My son and my are using two independent Syncthing “clusters”. Now I see an incoming connection request by one instance of the other cluster. I’m not sure how this request was actually initiated, but it is coming up again and again.
I would rather like to terminate the request on the initiating instance than to ignore it on the receiving instance, because there might be a time where such a request is finally intended, but I haven’t found a way to do this.
This is most likely because both devices are behind the same NAT.
If you don’t want for this to happen you’d have to change the port each syncthng device is listening on, so that they would not all assume the default 22000 port mapping.
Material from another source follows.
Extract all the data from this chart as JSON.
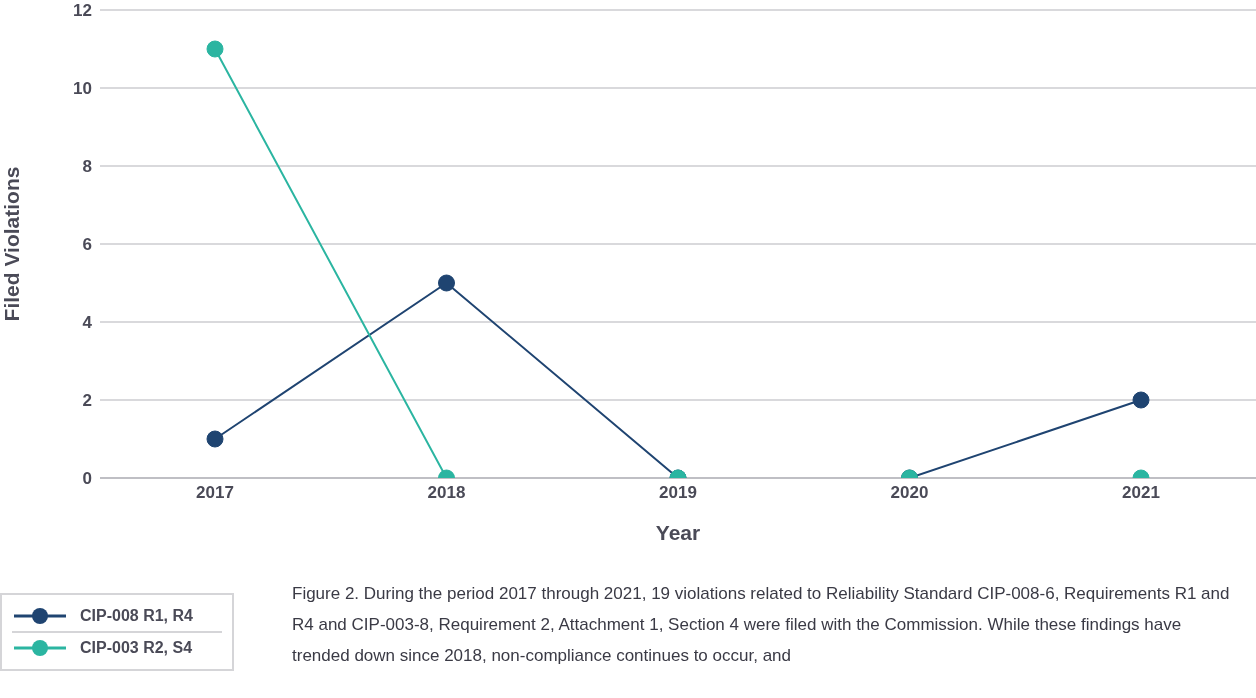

I confirm they’re both behind the same NAT. However, I still don’t understand why this connect request is showing up on one device while there are a couple of others behind the same NAT as well that do not show any connect attempts.
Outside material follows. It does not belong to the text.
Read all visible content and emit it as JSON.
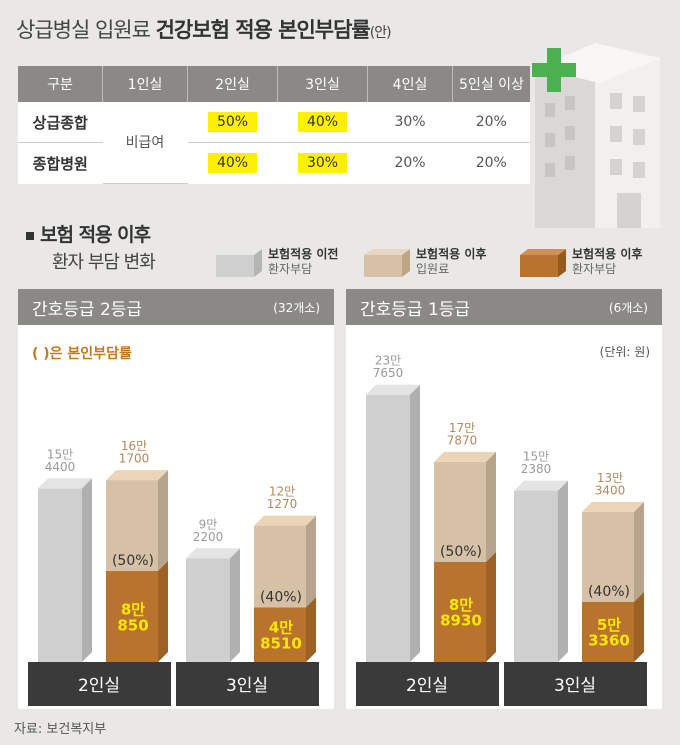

Actually, I don’t even understand why this happens: Why would a device request to connect to another device all by itself? In this case we’re just talking about a private LAN, but in a professional environment I’d consider this a no go…
I just checked both devices again and one of them is listening on the default port (I guess that’s 22000) while the other (requesting one) is listening on port 22001.
Because only one device can get a UPnP mapping for port 22000.
Device A listening on local1:22000 gets UPnP mapping, announces it’s address, discovery server registers external:22000
Device B listening on local2:22000 does not get UPnP mapping, announces it’s address, discovery server registers external:22000 (because that’s the address it’s listening on and announced itself from)
Device C looks up addresses for device B, connects to external:22000, ends up connecting to device A, because device A has the UPnP mapping/port forwarding setup for port 22000.
As far as I can see, UPNP is not activated on my DSL router.
Furthermore, the device sending the connect request is listening on port 22001 while the device receiving the request is listening on default (so 22000 I guess).
It doesn’t matter what port the connecting device is listening on. One of the devices that it’s trying to connect to is listening on 22000.
Even if UPnP is not enabled, we have hole punching which effectively serves the same purpose. Or it could be a simple static port mapping on the router.
I’ve just explained why it happens, I am not sure what else you want me to tell you.
If you want to have two completely separate/isolated clusters behind the same NAT, it’s best that you run each device on a different port, or atleast each of the clusters on a different port.
I don’t have access to your syncthing instances to verify that, but I highly doubt that is the case.
You can see the addresses syncthing sees for each device it’s not connected to.
You can probably probe the discovery server manually for each device id to see what has been advertised for other connected devices to figure out where it goes wrong.
It does not have to show up in the device list. It’s equivalent of knocking on the wrong door. It tries to connect, realises that the device it’s connected to is not the one it expected and disconencts. The logs will further confirm this.
That’s a known limitation: If an unknown device was at one point trying to connect, it is stored as a pending device entry. That entry is only removed if you either accept or ignore it, regardless of whether there are further connection attempts or not.